The current NALT model has been comprehensively considered to represent a successful human model for studying the diversity of responses to viral and bacterial respiratory pathogens.[1,18,50,51].
The ability of the S protein to provoke the production of anti-S protein antibodies by B cells in NALT will allow for further investigations of this human-derived cell culture model to study the response to other SARS-CoV-2 antigens such as the matrix and nucleocapsid proteins. Our study showed the predominance of an IgG antibody response over the IgM and IgA isotypes, providing evidence of previous virus exposure, and a strong correlation was observed between the anti-S protein antibody titration levels between serum samples and MNC production from the same subjects. Our study agrees with a previous report that showed that B cells of the IgG isotype were predominant in tonsillar tissues, whereas B cells of the IgM and IgA isotypes were relatively minor [15].
The presence of a memory immune response could provide protection against reinfection [28], and the persistence of the IgG antibody has been identified over the long-term in COVID-19-recovered patients with different disease presentations [29]. Moreover, a recent study showed prolonged humoral as well as cellular immunity in recovered COVID-19 patients [3].

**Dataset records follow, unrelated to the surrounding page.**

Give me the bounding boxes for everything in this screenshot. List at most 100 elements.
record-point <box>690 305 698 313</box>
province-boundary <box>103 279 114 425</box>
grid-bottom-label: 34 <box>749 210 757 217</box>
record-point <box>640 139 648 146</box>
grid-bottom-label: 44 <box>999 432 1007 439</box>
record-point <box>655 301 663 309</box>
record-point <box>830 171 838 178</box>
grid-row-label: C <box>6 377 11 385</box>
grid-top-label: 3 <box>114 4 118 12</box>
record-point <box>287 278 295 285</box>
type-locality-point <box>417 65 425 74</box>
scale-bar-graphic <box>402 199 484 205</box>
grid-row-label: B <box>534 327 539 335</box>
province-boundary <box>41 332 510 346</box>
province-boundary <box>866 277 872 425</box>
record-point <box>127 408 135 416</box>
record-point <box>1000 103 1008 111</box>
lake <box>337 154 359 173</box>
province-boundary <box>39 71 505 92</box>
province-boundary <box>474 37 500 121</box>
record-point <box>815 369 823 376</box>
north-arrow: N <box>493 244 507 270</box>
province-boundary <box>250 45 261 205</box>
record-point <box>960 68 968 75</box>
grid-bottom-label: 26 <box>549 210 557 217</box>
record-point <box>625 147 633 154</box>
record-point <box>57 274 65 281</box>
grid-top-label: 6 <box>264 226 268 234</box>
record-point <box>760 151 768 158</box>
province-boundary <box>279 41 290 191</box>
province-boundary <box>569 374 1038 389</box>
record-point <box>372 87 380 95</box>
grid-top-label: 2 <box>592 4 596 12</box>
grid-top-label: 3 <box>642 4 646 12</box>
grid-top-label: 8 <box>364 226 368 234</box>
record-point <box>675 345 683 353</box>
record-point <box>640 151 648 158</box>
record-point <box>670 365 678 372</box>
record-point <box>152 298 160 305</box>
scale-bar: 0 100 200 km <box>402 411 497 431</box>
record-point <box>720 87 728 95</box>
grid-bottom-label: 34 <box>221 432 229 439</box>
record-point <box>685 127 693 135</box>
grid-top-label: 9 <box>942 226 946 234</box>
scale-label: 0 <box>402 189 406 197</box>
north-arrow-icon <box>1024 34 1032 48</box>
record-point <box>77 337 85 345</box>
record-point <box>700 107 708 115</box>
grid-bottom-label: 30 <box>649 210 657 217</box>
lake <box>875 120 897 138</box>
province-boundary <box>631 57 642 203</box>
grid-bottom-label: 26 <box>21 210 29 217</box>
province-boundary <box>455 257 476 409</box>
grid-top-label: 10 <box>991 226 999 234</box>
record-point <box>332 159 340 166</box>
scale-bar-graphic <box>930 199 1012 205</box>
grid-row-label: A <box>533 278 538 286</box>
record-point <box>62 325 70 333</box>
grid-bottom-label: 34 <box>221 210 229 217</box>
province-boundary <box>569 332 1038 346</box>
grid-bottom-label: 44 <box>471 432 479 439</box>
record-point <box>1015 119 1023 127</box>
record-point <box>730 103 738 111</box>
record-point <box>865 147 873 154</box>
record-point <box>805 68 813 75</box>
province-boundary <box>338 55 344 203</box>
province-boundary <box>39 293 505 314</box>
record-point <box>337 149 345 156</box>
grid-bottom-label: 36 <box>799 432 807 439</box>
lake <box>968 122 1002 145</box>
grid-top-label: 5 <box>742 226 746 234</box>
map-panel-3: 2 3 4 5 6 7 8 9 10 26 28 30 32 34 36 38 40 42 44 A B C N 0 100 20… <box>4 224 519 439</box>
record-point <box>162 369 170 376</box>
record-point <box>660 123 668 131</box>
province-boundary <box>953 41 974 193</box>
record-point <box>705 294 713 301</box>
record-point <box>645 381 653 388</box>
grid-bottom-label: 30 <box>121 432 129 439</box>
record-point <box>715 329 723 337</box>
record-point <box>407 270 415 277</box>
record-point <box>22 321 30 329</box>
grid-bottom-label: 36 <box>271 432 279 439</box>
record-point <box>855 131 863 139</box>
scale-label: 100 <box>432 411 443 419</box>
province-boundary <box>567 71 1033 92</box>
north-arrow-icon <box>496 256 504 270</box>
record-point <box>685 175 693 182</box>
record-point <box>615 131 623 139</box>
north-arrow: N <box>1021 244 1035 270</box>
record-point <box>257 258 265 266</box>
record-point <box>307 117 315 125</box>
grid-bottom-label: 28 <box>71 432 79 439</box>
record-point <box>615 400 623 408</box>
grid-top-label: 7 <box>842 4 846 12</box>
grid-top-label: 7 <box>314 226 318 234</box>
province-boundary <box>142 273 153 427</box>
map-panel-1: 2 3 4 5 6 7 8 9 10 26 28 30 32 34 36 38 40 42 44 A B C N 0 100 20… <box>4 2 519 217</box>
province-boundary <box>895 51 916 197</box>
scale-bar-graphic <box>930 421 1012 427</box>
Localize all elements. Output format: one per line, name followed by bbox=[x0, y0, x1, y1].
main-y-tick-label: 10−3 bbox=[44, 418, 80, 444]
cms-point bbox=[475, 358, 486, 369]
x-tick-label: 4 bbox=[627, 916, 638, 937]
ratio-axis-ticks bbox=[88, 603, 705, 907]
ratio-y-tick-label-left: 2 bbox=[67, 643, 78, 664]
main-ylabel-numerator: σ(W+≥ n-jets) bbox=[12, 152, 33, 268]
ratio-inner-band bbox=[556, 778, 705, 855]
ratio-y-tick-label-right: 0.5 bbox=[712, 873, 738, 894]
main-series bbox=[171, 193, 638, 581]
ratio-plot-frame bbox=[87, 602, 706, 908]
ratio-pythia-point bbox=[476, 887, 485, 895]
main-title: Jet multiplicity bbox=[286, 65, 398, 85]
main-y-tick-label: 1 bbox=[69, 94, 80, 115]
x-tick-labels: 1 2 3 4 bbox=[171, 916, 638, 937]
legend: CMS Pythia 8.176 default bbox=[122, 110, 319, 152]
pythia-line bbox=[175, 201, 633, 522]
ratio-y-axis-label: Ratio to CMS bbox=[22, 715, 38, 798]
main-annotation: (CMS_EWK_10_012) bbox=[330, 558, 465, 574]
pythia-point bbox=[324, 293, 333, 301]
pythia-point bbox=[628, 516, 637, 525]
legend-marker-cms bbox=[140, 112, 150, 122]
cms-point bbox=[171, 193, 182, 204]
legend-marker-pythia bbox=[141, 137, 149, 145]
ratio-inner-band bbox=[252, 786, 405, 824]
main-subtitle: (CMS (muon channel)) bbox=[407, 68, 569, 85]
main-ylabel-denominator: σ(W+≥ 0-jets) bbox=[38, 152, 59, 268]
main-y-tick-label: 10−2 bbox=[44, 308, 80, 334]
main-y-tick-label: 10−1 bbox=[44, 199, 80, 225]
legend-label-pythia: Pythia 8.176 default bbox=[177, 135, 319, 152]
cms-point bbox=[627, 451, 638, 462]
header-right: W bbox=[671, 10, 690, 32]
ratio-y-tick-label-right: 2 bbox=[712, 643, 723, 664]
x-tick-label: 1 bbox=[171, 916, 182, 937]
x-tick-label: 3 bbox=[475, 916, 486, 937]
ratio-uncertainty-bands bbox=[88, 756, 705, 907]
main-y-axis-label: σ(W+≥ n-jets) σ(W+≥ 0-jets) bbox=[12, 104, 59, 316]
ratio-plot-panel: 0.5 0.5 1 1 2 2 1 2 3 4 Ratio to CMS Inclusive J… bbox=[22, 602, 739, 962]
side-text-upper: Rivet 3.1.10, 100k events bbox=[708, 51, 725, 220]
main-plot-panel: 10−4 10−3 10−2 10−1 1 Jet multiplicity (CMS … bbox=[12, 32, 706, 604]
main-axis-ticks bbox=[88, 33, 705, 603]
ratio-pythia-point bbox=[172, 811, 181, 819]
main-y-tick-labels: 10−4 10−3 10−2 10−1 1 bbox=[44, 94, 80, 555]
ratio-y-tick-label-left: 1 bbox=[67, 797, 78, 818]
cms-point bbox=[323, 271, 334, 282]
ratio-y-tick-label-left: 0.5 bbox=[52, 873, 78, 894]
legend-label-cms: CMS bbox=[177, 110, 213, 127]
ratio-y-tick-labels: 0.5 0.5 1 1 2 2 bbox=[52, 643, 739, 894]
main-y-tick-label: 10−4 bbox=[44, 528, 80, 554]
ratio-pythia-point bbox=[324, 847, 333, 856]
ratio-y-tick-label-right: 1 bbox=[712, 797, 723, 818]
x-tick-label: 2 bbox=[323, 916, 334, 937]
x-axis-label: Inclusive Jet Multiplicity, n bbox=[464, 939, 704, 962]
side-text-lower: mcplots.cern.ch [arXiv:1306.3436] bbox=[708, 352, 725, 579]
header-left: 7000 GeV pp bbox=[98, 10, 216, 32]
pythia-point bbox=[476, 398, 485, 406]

To the best of our knowledge, our study is the first study to use the SARS-CoV-2 S protein, with and without a CpG-DNA adjuvant, to stimulate human NALT-derived MNCs to study mucosal immunity and demonstrates the functional responsiveness of these immune cells. Additionally, our study is the first to demonstrate the recall of the memory humoral immune response in the tonsillar tissues of individuals who have recovered from a previous infection with the novel SARS-CoV-2. Therefore, additional studies focusing on the mucosal immune responses would be of a great impact on global public health.
It becomes obvious that there is a huge variation in the immune response to SARS-CoV-2 in children and adults, together at the innate as well as adaptive levels [35]. We showed that a significantly higher anti-S IgG antibody levels against SARS-CoV-2 in adults compared with children. Our finding agrees with a study found that the antibodies titration to SARS-CoV-2 in children was low compared to that of the adults [46]. Existing data proposes that the activity of innate immunity appears to be central to the primary stages of SARS-CoV-2 infection whereas adaptive memory immunity is vital to avert reinfection [16].
Further investigations remain necessary to explore other immune responses, such as the cellular immune response. Moreover, using other viral antigen proteins, such as the nucleocapsid and matrix proteins, would be useful to identify an optimal candidate mucosal vaccine, in addition to examining these various antigens in conjunction with using other safe and well-studied adjuvants, such as aluminium hydroxide and aluminium phosphate.